By T. D. Thornton
A co-owner of the deceased stallion Laoban (Uncle Mo) is suing a collective of insurance providers in an alleged wrongful denial of coverage case for failing to pay out on mortality policies in the aftermath of the 8-year-old's sudden death 10 months ago.
The civil complaint was filed Mar. 22 in Kentucky's Fayette Circuit Court. Paulick Report first broke the story.
According to the court filing, Cypress Creek Equine, LLC, wants the defendants–North American Specialty Insurance Company, XL Specialty Insurance Company and Underwriters at Lloyd's, London and Lloyd's Kentucky, Inc.–to pay an undisclosed sum that includes mortality coverage, compensatory damages, court costs and attorney fees.
According to the lawsuit, “On May 24, 2021, the healthy stallion Laoban, partially owned by Cypress, died unexpectedly in Fayette County, Kentucky, after being given vitamin and mineral supplements.”I
Laoban, whose only win from nine starts came in the 2016 GII Jim Dandy S. at Saratoga, retired after that season with earnings of $526,250 and stood at Sequel Stallions in New York. As TDN's Sid Fernando recently reported, Laoban “initially stood for $7,500, but he was a hit with his first 2-year-olds–ending up second on the 2020 first-crop list behind Uncle Mo's Nyquist–and was moved to WinStar in Kentucky for the 2021 season at a $25,000 fee.”
The sire of 10 black-type winners, Laoban's first crop included Grade l winner Simply Ravishing and Grade II winner and multiple Grade l-placed Keepmeinmind.
Laoban is also the sire of Un Ojo, who upset the GII Rebel S. last month at 75-1 odds.

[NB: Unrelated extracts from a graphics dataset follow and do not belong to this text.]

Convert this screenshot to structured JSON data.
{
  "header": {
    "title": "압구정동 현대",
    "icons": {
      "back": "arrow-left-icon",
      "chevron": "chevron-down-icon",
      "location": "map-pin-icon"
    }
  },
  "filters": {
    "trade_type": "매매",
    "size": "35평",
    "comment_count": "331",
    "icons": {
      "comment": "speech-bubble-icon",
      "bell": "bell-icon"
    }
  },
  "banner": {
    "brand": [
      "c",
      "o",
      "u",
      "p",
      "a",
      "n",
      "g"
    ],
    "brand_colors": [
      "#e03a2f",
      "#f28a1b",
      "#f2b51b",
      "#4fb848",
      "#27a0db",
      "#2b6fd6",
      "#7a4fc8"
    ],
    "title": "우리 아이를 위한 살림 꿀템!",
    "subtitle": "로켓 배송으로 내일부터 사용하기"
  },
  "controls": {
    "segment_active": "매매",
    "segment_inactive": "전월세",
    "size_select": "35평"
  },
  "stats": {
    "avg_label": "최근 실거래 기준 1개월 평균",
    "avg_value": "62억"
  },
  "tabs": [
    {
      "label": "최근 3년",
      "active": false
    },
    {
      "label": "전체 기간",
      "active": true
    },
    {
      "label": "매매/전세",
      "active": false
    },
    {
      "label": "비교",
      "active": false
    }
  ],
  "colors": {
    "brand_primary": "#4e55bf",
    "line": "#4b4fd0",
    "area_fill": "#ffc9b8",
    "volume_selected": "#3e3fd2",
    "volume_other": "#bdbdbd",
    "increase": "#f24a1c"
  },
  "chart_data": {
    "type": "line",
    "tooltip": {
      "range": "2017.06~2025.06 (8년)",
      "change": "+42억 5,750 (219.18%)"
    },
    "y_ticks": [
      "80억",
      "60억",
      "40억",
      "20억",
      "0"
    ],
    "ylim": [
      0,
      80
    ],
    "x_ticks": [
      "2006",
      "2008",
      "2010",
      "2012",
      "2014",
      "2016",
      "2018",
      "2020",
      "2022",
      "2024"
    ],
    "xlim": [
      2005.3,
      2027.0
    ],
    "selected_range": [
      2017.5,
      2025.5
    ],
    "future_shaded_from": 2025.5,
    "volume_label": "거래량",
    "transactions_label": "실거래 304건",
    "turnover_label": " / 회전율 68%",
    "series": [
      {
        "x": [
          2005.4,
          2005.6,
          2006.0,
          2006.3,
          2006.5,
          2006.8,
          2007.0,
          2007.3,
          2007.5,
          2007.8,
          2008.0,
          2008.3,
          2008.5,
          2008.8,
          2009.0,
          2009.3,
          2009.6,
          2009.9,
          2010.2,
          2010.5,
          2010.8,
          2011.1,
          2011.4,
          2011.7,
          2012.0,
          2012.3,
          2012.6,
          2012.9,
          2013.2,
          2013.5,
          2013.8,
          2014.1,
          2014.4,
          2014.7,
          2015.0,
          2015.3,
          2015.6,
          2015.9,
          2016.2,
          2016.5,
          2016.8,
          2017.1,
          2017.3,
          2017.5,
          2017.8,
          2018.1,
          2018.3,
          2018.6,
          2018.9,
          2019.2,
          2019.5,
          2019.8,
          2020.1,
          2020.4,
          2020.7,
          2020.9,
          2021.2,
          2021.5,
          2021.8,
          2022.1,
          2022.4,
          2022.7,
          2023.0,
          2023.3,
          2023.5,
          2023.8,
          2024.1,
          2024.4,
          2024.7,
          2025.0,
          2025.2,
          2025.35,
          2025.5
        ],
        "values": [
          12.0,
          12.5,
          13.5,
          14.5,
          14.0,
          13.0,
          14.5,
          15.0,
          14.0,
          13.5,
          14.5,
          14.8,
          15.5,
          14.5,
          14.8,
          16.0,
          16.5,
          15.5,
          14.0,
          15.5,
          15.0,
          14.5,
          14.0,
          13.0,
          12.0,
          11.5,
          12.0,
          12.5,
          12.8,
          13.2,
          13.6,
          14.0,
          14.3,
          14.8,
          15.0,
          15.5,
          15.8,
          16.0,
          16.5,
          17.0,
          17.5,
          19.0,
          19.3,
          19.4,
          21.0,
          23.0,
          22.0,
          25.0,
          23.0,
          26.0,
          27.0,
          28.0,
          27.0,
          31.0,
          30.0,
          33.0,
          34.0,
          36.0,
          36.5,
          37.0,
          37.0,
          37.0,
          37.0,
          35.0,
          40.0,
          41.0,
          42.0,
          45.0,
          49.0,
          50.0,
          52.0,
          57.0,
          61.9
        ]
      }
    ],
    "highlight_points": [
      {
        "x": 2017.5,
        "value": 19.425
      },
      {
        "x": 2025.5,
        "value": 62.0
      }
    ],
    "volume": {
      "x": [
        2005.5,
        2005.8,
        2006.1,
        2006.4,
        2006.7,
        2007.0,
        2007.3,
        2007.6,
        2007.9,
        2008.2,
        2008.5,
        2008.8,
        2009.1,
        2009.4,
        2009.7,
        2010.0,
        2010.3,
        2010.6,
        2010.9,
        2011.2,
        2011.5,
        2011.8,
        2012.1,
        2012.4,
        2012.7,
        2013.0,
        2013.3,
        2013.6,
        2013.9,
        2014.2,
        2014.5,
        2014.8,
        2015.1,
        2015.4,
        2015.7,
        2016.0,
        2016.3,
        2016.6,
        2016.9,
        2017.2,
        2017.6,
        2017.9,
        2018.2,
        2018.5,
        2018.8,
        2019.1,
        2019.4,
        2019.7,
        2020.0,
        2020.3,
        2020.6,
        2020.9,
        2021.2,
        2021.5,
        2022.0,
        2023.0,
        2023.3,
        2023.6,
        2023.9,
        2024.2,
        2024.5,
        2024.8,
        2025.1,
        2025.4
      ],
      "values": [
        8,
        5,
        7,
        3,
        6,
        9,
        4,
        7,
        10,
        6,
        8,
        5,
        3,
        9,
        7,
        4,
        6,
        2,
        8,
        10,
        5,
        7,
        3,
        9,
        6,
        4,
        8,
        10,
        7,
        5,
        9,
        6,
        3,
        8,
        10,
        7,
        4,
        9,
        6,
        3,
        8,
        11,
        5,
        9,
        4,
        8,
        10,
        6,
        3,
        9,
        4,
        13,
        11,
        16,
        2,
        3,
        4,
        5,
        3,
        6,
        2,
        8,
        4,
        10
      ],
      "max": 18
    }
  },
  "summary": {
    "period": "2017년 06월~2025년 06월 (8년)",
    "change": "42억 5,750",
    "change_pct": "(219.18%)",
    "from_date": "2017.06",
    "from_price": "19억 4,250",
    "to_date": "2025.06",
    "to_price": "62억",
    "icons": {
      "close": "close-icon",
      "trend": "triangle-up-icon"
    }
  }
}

That one-eyed gelding is currently listed as an “on the bubble” horse in the most recent TDN Top 12 rankings for the GI Kentucky Derby, but he is third on the official qualifying points list. Cypress Creek Equine owns Un Ojo.
“At the time of the death, Cypress was insured for the death by mortality insurance policies issued and/or adjusted by the Insurers,” the filing stated.
“In a letter dated August 4, 2021, the Insurers wrongfully denied Cypress mortality coverage and therefore an actual controversy exists pursuant to [Kentucky state law],” the filing stated.
“The denial was alternatively based on provision(s) in the policies which are ambiguous and/or must be construed to afford coverage to Cypress pursuant to its reasonable expectations of coverage,” the filing stated.
The defendants could not be reached for comment prior to deadline for this story. They have 21 days from the filing of the suit to respond in court.